Acabei de ler, já o dia se aproximava, «O Bon-Odori em Tokushima», do Wenceslau de Morais. Escrito no lugar que escolheu para morrer, é um «livro de sensações», o diário filosófico e sentimental de um homem que decidiu ser nada no momento em que a vida se lhe acabava e optou por aguardar a grande viagem de regresso naquele belíssimo «poiso de nulidade». Com ele aprendi que «a dor não dura muito, não pode durar muito: a saudade dura sempre». Aprendi, digo bem, pois sabê-lo não é em nada o mesmo que senti-lo. Ao homem a quem não resta a esperança, sobra a saudade: vive assim eternamente!

11.6.07

O homem e o mar

Escreve um homem três linhas logo pela manhã do seu acordar feliz e chega-lhe insólita a noite com o eco de si por companhia.
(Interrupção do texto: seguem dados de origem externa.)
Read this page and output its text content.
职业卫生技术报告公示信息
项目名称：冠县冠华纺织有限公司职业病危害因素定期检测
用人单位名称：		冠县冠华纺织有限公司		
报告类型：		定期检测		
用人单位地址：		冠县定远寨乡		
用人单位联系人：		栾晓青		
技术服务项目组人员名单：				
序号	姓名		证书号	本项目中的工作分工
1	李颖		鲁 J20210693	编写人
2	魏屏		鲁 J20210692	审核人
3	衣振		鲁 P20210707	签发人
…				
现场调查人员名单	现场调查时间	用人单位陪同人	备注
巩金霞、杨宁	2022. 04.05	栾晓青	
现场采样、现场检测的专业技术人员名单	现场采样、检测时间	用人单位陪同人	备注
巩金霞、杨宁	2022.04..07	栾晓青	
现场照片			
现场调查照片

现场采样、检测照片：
É este real amargo, que anula a esperança, situa a alegria e refreia a ilusão, aquilo a que se chama a vida. Pateta, a carta na mão, ei-lo confiando à mala postal que pesado cargueiro levará pelos mares ao longínquo além, a missiva breve. Hesita no cais. Com ela amarfanhada no bolso regressa a casa. Ao entardecer, há no horizonte o último momento da imagem de um navio a ser devorado pelo mar, no cais a sombra de um homem a ser devorado pela vida.

7.6.07

Quarto com vistas sobre a cidade

Eu às vezes não apareço aqui, não é porque não goste de «dar nas vistas», como com tanta inteligência o conseguiu descobrir, finalmente, um comentador de televisão, daqueles que têm sempre uma opinião zangada sobre todos os assuntos e sobre as pessoas e sobre as todas coisas. É só porque, ao ter-me sentido descoberto, neste meu gosto perverso, o ser objecto do voyeurismo público, deu-me um súbito ataque de timidez. Graças ao bom humor inteligente do MCR, descobriram-me o porquê. E agora, José?